Richard Thomas Maziarz, MD, of the Oregon Health & Science Knight Cancer Institute in Portland, presented 19-month follow-up data that included approximately 100 patients with active disease. “These are patients that have a very forlorn prognosis,” he said. “When we look at historical data … we would have predicted a 15 percent to 20 percent survival at two years. We would have predicted a very small percent of patients would be in complete remission (CR) that would be sustained at that timeframe.”  

Most of these patients would be offered salvage chemotherapy without an expectation of meaningful survival, according to Dr. Maziarz. “[The study’s] outcomes have changed the landscape of how we’re going to treat these patients going forward,” he said. 

The trial found that 40% of patients were alive at follow-up and responses are durable: There was a 54% response rate, a 40% CR rate, and a 14% partial remission (PR) rate. Some patients with PRs went on to achieve CRs, said Dr. Maziarz. 

“There’s a huge excitement [about CAR T-cell therapies],” he said. However, currently, CAR T-cell therapies are limited to mainly academic centers or highly supported community research centers, meaning many patients have to travel for therapy, said Dr. Maziarz. “I think community oncologists certainly want the therapies to be developed to a point where they can [be administered] locally,” he said. “I would endorse that as the goal of [CAR T-cell] therapy.” 

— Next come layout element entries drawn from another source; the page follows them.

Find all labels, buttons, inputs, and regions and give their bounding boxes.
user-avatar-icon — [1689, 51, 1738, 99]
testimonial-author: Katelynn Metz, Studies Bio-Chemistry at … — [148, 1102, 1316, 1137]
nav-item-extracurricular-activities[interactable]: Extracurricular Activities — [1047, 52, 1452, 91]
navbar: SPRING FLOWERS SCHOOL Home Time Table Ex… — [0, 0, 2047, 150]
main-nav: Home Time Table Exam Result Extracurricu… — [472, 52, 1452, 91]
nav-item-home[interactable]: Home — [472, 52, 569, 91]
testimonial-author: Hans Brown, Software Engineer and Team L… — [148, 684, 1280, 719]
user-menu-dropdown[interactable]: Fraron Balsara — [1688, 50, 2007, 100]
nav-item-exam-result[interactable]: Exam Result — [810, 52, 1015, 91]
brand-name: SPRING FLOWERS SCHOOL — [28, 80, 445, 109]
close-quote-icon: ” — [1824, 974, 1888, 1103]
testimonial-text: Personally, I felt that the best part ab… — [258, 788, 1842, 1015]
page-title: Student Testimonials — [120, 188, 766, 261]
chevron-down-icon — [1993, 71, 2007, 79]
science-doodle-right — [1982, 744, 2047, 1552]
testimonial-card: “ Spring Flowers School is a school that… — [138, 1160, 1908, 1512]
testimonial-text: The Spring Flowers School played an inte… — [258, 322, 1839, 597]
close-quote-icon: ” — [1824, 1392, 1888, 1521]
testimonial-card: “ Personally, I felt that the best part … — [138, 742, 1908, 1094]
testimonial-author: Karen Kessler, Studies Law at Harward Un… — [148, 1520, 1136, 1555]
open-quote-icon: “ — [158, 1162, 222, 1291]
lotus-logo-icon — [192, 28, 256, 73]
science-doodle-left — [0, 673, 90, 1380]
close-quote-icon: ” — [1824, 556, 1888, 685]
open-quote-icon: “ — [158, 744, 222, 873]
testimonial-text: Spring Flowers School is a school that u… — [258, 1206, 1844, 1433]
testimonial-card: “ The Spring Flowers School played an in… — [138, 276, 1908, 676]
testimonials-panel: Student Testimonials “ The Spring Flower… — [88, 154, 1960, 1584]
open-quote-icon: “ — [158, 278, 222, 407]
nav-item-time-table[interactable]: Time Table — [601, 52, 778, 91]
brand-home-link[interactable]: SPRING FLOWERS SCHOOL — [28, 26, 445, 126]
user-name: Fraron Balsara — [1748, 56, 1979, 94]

Tisagenlecleucel is an anti-CD19 CAR T-cell therapy approved by the U.S. Food and Drug Administration for the treatment of patients ≤25 years of age with relapsed/refractory B-cell precursor acute lymphocytic leukemia. Tisagenlecleucel is also approved to treat DLBCL, high-grade B-cell lymphoma, or DLBCL arising from follicular lymphoma in those who have received two or more lines of systemic therapy.